For instance, the Biden administration needs to give a serious thought to cancelling the tariffs imposed during the Trump era on Chinese goods. Even US officials explicitly acknowledged that some of the tariffs were not strategic and instead raised costs on Americans. American consumers are bearing 92.4 percent of the costs of the tariffs applied to Chinese goods, according to a report published by Moody's Investors Service. Also, according to a study commissioned by the US-China Business Council in 2021, US trade war with China has caused a peak loss of 245,000 US jobs, but a gradual scaling back of tariffs on both sides would boost growth and lead to an additional 145,000 jobs by 2025. The removal of tariffs on imported Chinese goods will strip 1 percent off inflation in the US over time, former US ambassador David Adelman said, according to CNBC.

Second, the US needs to relax restrictions on Chinese investment in the country.
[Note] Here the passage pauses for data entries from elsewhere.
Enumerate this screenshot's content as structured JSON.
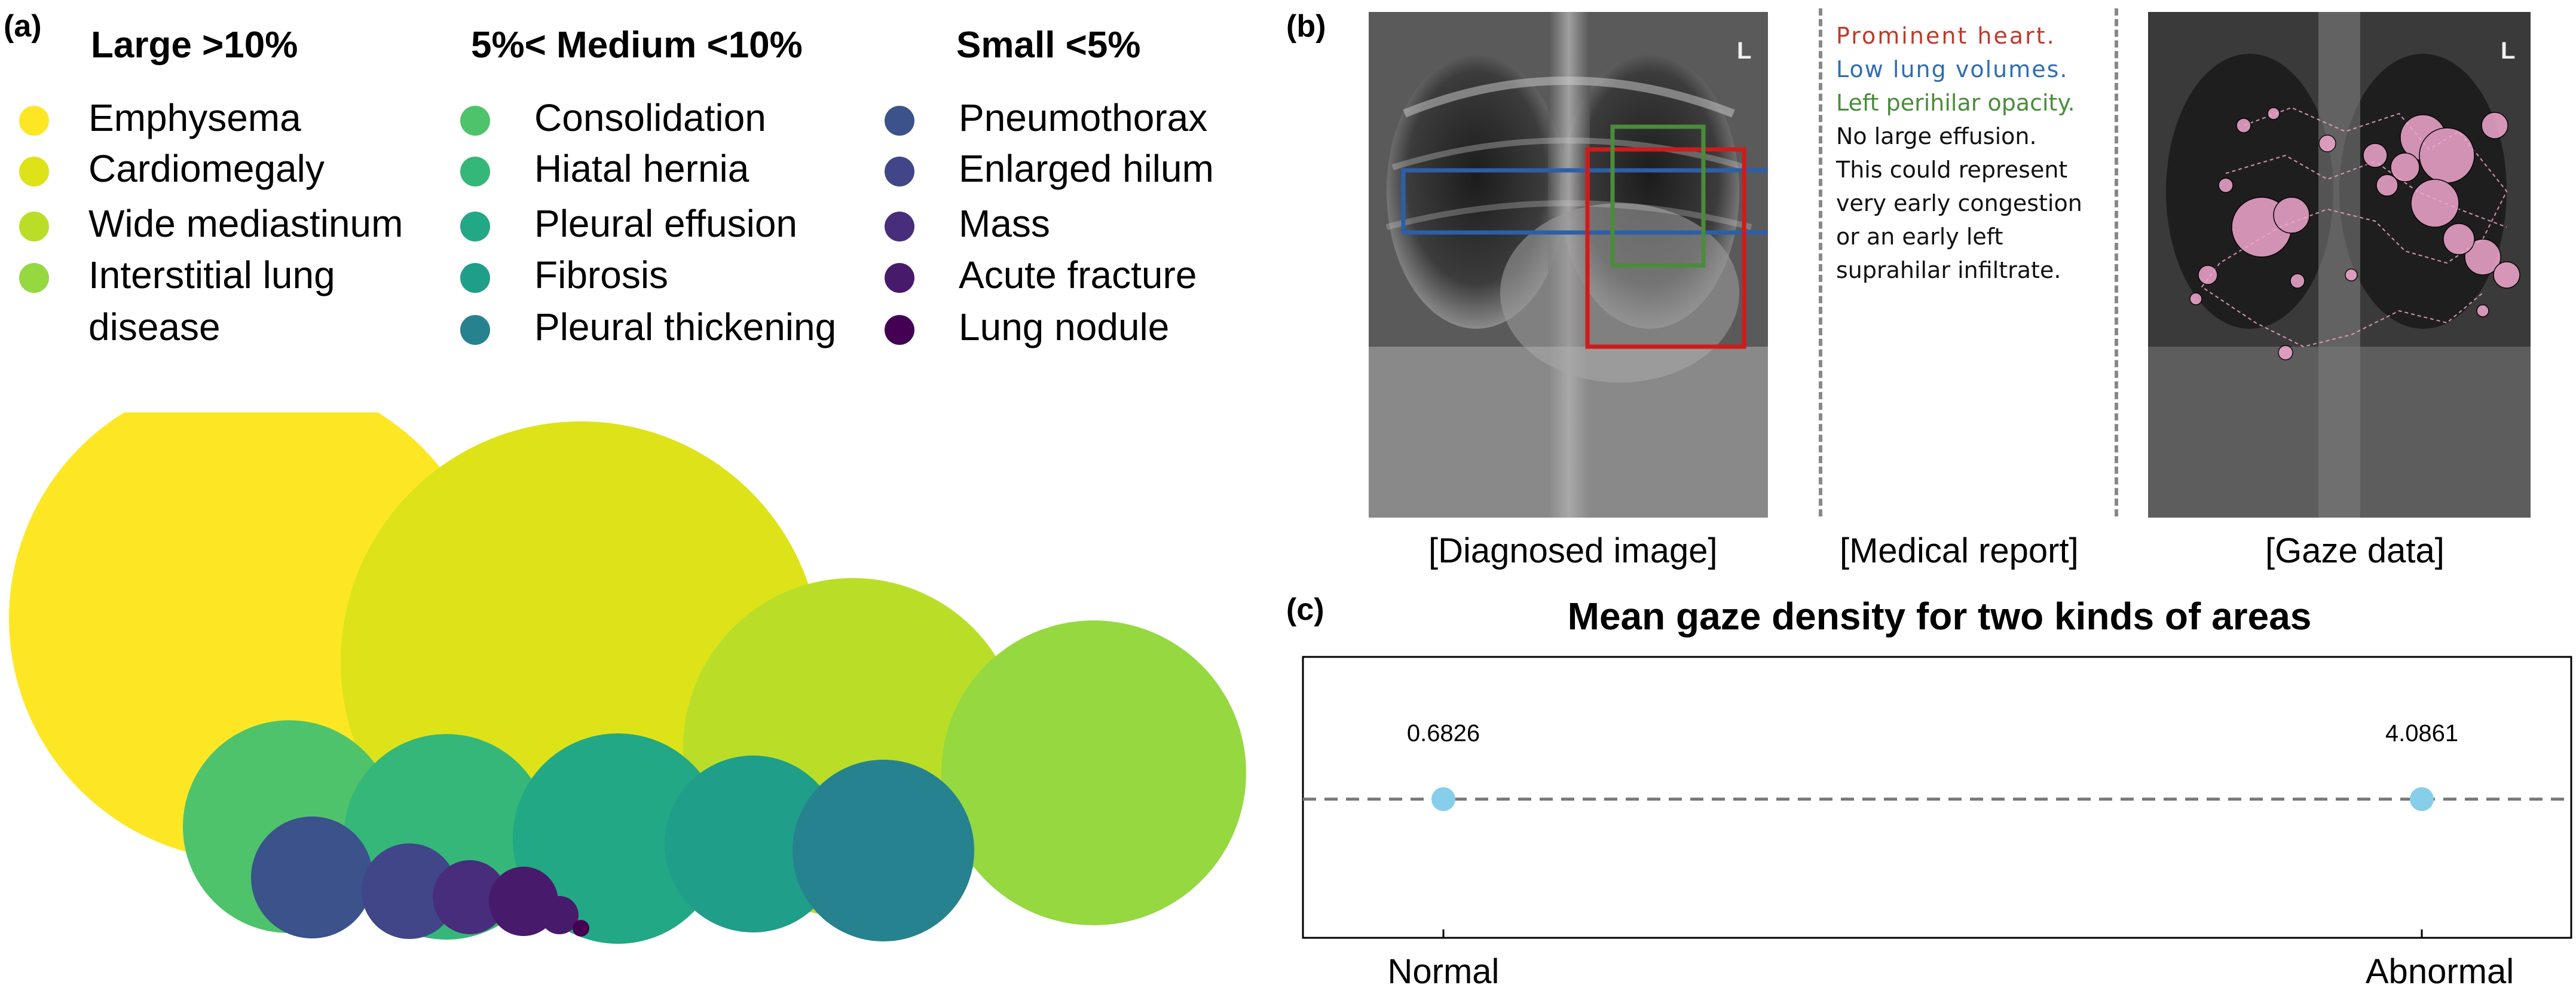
{
  "panel_a": {
    "tag": "(a)",
    "groups": [
      {
        "header": "Large >10%",
        "items": [
          {
            "label": "Emphysema",
            "color": "#fde725"
          },
          {
            "label": "Cardiomegaly",
            "color": "#dde318"
          },
          {
            "label": "Wide mediastinum",
            "color": "#bade28"
          },
          {
            "label": "Interstitial lung",
            "color": "#95d840"
          },
          {
            "label": "disease",
            "color": null
          }
        ]
      },
      {
        "header": "5%< Medium <10%",
        "items": [
          {
            "label": "Consolidation",
            "color": "#4ec36b"
          },
          {
            "label": "Hiatal hernia",
            "color": "#35b779"
          },
          {
            "label": "Pleural effusion",
            "color": "#22a884"
          },
          {
            "label": "Fibrosis",
            "color": "#1f9e89"
          },
          {
            "label": "Pleural thickening",
            "color": "#26828e"
          }
        ]
      },
      {
        "header": "Small <5%",
        "items": [
          {
            "label": "Pneumothorax",
            "color": "#3b528b"
          },
          {
            "label": "Enlarged hilum",
            "color": "#404688"
          },
          {
            "label": "Mass",
            "color": "#472d7b"
          },
          {
            "label": "Acute fracture",
            "color": "#481a6c"
          },
          {
            "label": "Lung nodule",
            "color": "#440154"
          }
        ]
      }
    ]
  },
  "panel_b": {
    "tag": "(b)",
    "captions": {
      "image": "[Diagnosed image]",
      "report": "[Medical report]",
      "gaze": "[Gaze data]"
    },
    "xray_marker": "L",
    "report_lines": [
      {
        "text": "Prominent heart.",
        "color": "#c0392b"
      },
      {
        "text": "Low lung volumes.",
        "color": "#2e6db4"
      },
      {
        "text": "Left perihilar opacity.",
        "color": "#4a8c3a"
      },
      {
        "text": "No large effusion.",
        "color": "#111111"
      },
      {
        "text": "This could represent",
        "color": "#111111"
      },
      {
        "text": "very early congestion",
        "color": "#111111"
      },
      {
        "text": "or an early left",
        "color": "#111111"
      },
      {
        "text": "suprahilar infiltrate.",
        "color": "#111111"
      }
    ],
    "box_colors": {
      "red": "#d11a1a",
      "blue": "#2c5fa8",
      "green": "#4a8c3a"
    },
    "gaze_color": "#f2a7cf"
  },
  "panel_c": {
    "tag": "(c)",
    "chart_data": {
      "type": "scatter",
      "title": "Mean gaze density for two kinds of areas",
      "categories": [
        "Normal",
        "Abnormal"
      ],
      "values": [
        0.6826,
        4.0861
      ],
      "value_labels": [
        "0.6826",
        "4.0861"
      ],
      "xlabel": "",
      "ylabel": "",
      "marker_color": "#87ceeb",
      "reference_line": "dashed horizontal",
      "grid": false
    }
  }
}
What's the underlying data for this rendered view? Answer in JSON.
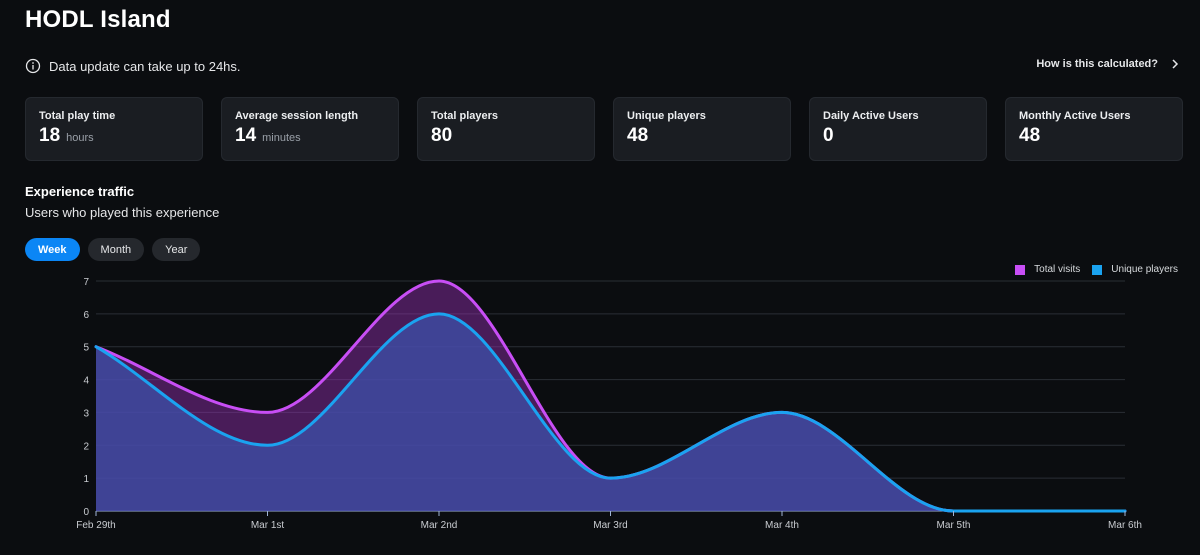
{
  "page": {
    "title": "HODL Island",
    "notice": "Data update can take up to 24hs.",
    "how_link": "How is this calculated?"
  },
  "stats": [
    {
      "label": "Total play time",
      "value": "18",
      "unit": "hours"
    },
    {
      "label": "Average session length",
      "value": "14",
      "unit": "minutes"
    },
    {
      "label": "Total players",
      "value": "80",
      "unit": ""
    },
    {
      "label": "Unique players",
      "value": "48",
      "unit": ""
    },
    {
      "label": "Daily Active Users",
      "value": "0",
      "unit": ""
    },
    {
      "label": "Monthly Active Users",
      "value": "48",
      "unit": ""
    }
  ],
  "section": {
    "title": "Experience traffic",
    "subtitle": "Users who played this experience"
  },
  "tabs": [
    {
      "label": "Week",
      "active": true
    },
    {
      "label": "Month",
      "active": false
    },
    {
      "label": "Year",
      "active": false
    }
  ],
  "colors": {
    "total_visits": "#c84ef5",
    "unique_players": "#1aa3f0",
    "accent": "#0b86f5"
  },
  "icons": {
    "notice": "info-icon",
    "how_link": "chevron-right-icon"
  },
  "chart_data": {
    "type": "area",
    "x": [
      "Feb 29th",
      "Mar 1st",
      "Mar 2nd",
      "Mar 3rd",
      "Mar 4th",
      "Mar 5th",
      "Mar 6th"
    ],
    "series": [
      {
        "name": "Total visits",
        "values": [
          5,
          3,
          7,
          1,
          3,
          0,
          0
        ]
      },
      {
        "name": "Unique players",
        "values": [
          5,
          2,
          6,
          1,
          3,
          0,
          0
        ]
      }
    ],
    "ylim": [
      0,
      7
    ],
    "yticks": [
      0,
      1,
      2,
      3,
      4,
      5,
      6,
      7
    ],
    "grid": true,
    "legend": "top-right"
  }
}
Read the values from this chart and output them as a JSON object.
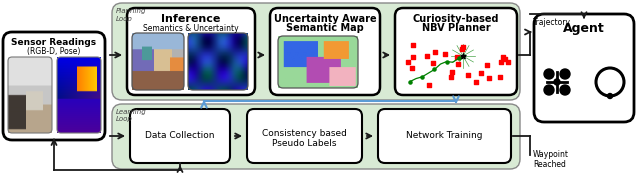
{
  "bg_color": "#ffffff",
  "light_green": "#d8ead4",
  "box_fill": "#ffffff",
  "box_edge": "#222222",
  "arrow_color": "#1a1a1a",
  "blue_arrow_color": "#5b9bd5",
  "sensor_label1": "Sensor Readings",
  "sensor_label2": "(RGB-D, Pose)",
  "inference_label1": "Inference",
  "inference_label2": "Semantics & Uncertainty",
  "uncertainty_label1": "Uncertainty Aware",
  "uncertainty_label2": "Semantic Map",
  "curiosity_label1": "Curiosity-based",
  "curiosity_label2": "NBV Planner",
  "agent_label": "Agent",
  "data_collection_label": "Data Collection",
  "consistency_label1": "Consistency based",
  "consistency_label2": "Pseudo Labels",
  "network_label": "Network Training",
  "planning_loop": "Planning\nLoop",
  "learning_loop": "Learning\nLoop",
  "trajectory_label": "Trajectory",
  "waypoint_label": "Waypoint\nReached"
}
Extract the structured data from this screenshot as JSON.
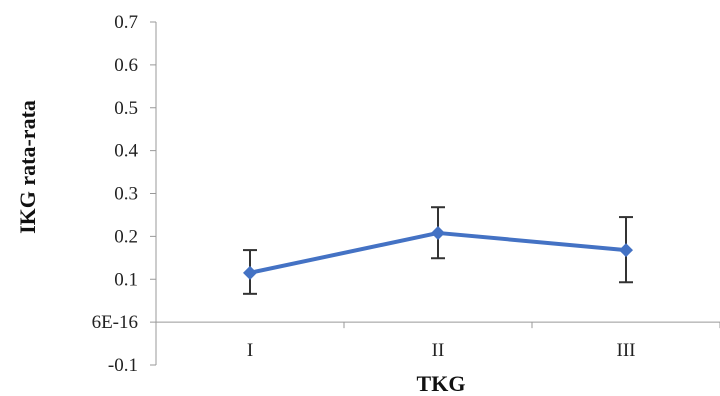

Many of the products and services Chinese companies offered can actually help lower costs for American consumers. Limiting Chinese companies' investment has raised the costs in many areas such as the construction of 5G networks.

Third, the US needs to reduce tech sanctions against Chinese companies. The existing "tech decoupling" push by the US has greatly disrupted global industrial and supply chains, which can be translated into higher supply chain costs for American consumers, detrimental to US efforts to lower inflation.

Fundamentally speaking, the high inflation in the US is a product of its own monetary over-stimulus and structural imbalances, which needs to be addressed by its own adjustment, but a stable China-US economic and trade relations can help avoid detours on its way of taming in inflation. Ultimately, it will depend on whether Washington really has the courage to make such a wise choice.